6. There are exceptions to every “rule” about getting published as there are rules about getting published.
That’s what makes getting published so damned difficult — because you can always find someone out there who is an exception to the rule and succeeded anyway, who makes you think you can get away with breaking with common sense. But they are exceptions. They got lucky. Don’t think you can pull off their rare coincidences and/or wild talent a second time. You can’t. You have your own talent and maybe you will have a different set of wild coincidences crop up that you need to take advantage of, and if you’re too busy trying to re-create Author X’s circumstances, you’ll miss out on your own opportunity.
But in most situations, wild coincidences and lucky breaks don’t happen at all. You need to settle in for the long haul and work your ass off, just like the rest of us. Thinking you’re going to get the lucky break is just setting yourself up for disappointment. Expect that you won’t. Expect that you’ll have to do it the hard way.

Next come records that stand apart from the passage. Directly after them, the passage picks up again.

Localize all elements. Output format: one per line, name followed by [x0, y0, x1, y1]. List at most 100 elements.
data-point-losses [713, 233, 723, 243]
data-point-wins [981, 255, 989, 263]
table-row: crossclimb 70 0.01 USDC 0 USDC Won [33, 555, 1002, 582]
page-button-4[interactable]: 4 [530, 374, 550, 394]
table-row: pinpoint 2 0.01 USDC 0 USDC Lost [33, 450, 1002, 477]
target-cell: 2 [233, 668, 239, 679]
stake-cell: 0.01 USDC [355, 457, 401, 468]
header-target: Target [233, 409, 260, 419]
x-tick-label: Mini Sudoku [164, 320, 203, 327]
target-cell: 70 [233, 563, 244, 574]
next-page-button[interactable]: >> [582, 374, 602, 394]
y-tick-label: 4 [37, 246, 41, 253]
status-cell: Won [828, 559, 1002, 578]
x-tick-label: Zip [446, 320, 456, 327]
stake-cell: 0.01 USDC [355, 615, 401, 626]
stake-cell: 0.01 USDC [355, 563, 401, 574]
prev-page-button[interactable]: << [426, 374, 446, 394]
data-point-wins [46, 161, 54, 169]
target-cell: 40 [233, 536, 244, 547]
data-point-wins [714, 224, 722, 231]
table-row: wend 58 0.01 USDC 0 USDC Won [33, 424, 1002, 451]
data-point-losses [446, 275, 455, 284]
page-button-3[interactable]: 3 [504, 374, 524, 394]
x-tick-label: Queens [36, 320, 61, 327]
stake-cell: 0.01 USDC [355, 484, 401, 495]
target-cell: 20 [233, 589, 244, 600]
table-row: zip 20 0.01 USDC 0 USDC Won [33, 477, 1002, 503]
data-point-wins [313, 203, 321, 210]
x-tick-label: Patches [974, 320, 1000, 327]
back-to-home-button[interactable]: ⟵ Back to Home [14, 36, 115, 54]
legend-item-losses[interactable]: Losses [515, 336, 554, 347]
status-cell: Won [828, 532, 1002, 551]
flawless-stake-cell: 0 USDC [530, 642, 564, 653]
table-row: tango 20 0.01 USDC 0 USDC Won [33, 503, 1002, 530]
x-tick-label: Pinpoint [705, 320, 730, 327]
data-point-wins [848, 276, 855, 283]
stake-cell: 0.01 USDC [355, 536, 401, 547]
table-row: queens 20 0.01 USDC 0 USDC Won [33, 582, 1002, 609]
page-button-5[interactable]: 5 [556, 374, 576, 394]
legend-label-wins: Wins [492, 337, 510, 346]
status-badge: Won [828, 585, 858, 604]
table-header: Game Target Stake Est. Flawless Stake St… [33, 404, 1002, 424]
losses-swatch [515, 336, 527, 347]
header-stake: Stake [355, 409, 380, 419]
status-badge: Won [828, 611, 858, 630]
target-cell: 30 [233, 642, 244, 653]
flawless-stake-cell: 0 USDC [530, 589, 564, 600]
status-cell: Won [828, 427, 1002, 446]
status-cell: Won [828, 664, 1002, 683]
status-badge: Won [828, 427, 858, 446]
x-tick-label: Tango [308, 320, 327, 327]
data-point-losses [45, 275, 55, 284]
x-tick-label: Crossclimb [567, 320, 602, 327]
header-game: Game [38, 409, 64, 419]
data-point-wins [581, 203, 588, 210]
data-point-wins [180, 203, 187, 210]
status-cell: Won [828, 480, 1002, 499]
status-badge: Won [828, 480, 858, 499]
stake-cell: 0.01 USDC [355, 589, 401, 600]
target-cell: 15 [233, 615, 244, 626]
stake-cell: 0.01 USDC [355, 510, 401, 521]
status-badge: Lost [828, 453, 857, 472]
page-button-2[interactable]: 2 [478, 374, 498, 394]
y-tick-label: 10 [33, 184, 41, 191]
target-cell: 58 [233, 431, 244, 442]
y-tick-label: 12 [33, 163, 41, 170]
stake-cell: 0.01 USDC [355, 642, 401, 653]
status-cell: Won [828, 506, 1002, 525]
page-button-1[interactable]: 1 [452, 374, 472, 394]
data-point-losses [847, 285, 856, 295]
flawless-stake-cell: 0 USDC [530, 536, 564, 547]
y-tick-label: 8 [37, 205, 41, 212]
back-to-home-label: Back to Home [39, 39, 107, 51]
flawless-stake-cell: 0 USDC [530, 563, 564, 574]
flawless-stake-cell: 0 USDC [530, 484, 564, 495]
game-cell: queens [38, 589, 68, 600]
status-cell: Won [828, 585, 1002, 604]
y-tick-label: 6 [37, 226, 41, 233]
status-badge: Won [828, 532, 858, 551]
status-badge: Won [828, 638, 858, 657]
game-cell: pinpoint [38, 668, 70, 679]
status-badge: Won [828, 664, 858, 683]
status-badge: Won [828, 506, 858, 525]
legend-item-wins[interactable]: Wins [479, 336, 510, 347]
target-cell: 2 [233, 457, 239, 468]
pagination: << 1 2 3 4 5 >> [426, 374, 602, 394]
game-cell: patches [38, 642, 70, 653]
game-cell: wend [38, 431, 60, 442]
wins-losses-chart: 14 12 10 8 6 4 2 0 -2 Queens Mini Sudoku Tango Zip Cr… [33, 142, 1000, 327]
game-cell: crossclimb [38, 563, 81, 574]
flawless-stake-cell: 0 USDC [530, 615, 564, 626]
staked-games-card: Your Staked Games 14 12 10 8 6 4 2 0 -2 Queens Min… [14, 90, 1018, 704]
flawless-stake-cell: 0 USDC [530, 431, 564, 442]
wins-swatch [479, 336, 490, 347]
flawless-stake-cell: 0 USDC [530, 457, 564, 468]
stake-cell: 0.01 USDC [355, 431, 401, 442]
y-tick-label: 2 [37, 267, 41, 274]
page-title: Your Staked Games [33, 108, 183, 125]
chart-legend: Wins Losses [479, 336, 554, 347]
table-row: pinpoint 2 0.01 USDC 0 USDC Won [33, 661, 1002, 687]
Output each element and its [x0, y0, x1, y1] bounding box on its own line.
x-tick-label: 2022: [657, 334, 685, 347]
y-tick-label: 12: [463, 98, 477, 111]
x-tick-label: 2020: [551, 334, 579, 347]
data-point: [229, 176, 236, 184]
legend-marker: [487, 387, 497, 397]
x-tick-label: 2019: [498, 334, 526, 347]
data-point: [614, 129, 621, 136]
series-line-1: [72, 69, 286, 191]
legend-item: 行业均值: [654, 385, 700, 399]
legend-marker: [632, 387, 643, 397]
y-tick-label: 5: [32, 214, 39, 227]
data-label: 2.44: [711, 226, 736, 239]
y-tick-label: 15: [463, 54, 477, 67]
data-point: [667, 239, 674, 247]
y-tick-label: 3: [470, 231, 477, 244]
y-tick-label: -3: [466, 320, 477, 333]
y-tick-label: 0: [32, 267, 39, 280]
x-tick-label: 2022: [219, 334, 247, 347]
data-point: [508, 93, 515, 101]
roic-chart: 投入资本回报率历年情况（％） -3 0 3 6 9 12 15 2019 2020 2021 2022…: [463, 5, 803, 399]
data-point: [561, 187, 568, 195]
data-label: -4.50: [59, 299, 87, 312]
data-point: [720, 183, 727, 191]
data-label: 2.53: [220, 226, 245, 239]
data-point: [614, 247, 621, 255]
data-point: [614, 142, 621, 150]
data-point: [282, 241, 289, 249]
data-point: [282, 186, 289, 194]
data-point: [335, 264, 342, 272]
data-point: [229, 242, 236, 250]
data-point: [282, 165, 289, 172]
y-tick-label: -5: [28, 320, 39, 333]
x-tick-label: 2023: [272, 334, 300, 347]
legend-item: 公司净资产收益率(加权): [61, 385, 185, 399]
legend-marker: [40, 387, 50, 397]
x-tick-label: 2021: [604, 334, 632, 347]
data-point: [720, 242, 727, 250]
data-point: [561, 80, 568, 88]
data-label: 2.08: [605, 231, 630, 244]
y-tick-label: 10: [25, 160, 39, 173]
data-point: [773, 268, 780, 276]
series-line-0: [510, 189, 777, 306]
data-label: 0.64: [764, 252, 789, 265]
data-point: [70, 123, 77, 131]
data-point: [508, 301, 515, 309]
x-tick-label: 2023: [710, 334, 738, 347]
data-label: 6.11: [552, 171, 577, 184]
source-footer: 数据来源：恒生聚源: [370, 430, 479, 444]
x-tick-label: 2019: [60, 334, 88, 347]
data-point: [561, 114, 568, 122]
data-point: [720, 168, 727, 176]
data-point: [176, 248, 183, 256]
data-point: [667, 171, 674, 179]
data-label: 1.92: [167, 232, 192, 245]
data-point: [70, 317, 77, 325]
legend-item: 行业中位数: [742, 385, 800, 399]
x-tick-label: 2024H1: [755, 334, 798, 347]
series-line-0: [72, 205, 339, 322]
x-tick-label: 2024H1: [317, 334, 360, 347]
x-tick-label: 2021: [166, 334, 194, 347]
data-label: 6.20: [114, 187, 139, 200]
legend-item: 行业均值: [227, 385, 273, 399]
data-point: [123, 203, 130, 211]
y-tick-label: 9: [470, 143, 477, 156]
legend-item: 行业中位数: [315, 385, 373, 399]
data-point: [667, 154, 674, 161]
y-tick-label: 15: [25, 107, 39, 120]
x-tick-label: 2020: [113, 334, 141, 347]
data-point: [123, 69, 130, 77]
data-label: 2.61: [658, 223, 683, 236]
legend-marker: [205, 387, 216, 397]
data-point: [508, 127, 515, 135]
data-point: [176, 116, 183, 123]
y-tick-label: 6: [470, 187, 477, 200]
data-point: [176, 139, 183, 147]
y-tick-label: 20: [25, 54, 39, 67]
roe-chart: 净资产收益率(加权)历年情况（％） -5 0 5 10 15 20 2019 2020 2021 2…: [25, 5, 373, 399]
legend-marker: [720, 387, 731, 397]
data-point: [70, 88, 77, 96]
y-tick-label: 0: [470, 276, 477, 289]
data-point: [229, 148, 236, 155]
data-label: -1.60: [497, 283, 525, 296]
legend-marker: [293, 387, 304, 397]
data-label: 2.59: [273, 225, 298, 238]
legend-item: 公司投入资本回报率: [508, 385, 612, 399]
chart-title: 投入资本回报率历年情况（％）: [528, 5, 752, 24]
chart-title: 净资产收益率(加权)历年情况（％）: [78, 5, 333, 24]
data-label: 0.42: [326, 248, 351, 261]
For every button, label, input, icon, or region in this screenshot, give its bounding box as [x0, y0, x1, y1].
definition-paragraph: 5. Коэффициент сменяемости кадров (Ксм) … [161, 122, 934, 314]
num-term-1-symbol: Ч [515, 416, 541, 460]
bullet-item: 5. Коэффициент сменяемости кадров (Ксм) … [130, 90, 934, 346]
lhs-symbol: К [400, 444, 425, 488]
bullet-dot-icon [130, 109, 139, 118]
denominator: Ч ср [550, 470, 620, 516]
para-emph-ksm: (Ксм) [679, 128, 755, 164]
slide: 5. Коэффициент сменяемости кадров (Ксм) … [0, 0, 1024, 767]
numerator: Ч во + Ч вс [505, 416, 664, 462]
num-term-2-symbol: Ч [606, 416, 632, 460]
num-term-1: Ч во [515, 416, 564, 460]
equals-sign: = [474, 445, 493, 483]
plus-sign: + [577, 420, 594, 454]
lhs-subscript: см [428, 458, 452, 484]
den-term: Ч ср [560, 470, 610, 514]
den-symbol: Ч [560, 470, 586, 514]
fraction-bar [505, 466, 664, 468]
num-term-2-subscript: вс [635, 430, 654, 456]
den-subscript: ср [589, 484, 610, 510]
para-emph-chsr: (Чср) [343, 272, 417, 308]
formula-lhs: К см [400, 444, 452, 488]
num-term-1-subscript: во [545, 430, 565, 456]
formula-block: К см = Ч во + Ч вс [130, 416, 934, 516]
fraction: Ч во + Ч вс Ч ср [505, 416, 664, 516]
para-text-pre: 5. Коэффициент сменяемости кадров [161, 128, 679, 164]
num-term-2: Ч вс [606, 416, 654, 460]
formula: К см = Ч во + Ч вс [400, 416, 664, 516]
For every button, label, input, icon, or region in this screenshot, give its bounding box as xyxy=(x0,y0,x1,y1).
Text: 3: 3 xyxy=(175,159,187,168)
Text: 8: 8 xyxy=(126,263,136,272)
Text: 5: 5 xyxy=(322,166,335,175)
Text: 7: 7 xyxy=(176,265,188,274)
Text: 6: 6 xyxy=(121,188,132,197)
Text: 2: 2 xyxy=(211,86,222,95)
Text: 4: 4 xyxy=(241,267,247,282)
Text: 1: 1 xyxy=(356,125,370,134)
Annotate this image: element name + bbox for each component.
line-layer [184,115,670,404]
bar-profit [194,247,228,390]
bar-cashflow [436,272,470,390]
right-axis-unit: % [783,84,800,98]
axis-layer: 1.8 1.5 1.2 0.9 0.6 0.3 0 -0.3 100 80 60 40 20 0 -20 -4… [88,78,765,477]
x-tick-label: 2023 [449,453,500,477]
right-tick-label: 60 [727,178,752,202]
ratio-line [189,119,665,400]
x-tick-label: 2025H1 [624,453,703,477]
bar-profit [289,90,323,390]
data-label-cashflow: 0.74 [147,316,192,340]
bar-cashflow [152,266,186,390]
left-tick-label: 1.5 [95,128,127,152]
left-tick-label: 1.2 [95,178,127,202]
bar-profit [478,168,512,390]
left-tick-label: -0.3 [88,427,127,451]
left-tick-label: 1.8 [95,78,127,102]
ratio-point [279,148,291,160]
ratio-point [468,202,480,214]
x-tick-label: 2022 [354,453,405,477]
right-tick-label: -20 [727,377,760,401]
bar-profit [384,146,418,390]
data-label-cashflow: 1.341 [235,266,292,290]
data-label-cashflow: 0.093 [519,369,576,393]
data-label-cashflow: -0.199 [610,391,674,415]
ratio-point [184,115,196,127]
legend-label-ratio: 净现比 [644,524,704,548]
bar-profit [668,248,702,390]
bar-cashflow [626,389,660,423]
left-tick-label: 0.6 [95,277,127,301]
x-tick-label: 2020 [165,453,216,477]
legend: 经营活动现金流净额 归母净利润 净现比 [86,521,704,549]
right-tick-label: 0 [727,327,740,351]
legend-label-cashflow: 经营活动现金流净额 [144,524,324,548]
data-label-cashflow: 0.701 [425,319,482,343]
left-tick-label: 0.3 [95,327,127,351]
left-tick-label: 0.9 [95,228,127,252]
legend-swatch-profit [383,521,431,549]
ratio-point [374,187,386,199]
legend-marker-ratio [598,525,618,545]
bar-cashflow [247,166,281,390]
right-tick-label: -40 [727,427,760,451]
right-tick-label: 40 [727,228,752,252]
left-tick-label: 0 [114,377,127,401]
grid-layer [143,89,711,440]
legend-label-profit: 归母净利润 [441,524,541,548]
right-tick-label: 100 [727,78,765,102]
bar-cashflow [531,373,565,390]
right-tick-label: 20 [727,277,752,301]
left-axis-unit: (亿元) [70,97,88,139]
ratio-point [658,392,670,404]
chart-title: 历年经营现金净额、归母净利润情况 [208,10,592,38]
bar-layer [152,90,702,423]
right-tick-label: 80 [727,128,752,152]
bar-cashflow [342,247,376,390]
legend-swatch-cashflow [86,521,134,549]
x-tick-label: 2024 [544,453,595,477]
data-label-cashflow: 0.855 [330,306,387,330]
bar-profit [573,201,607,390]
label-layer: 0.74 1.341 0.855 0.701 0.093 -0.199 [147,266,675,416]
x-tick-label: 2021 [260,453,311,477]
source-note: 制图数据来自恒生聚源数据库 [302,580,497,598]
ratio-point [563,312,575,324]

7. The longer you hang in there, the luckier you get.
And just to refute my own statement: Everyone knows that the odds of a tossed penny coming up heads is exactly 50%. But if you tossed a penny ten times, in reality, it wouldn’t come up heads five times out of ten. You’d have to toss that penny an astronomical number of times before the real number of times the penny actually came up heads was even. Various factors affect the toss — the air streaming passed the edges, the way the penny was tossed, friction from the fingers of the person tossing the penny, variations in the shape of the penny, sound waves in the air from noises nearby — so there would have to be thousands, if not millions of tosses before the outcome approached true 50%.
The same with the publishing game. If you want to level the playing field, and eliminate all the unfair factors that might be affecting your odds of getting published, then just hang in there. Don’t quit. Keep writing. Keep submitting. Keep networking. Keep working on all the factors you can influence as a writer.
You haven’t failed until you quit.
And you never know what’s around the corner.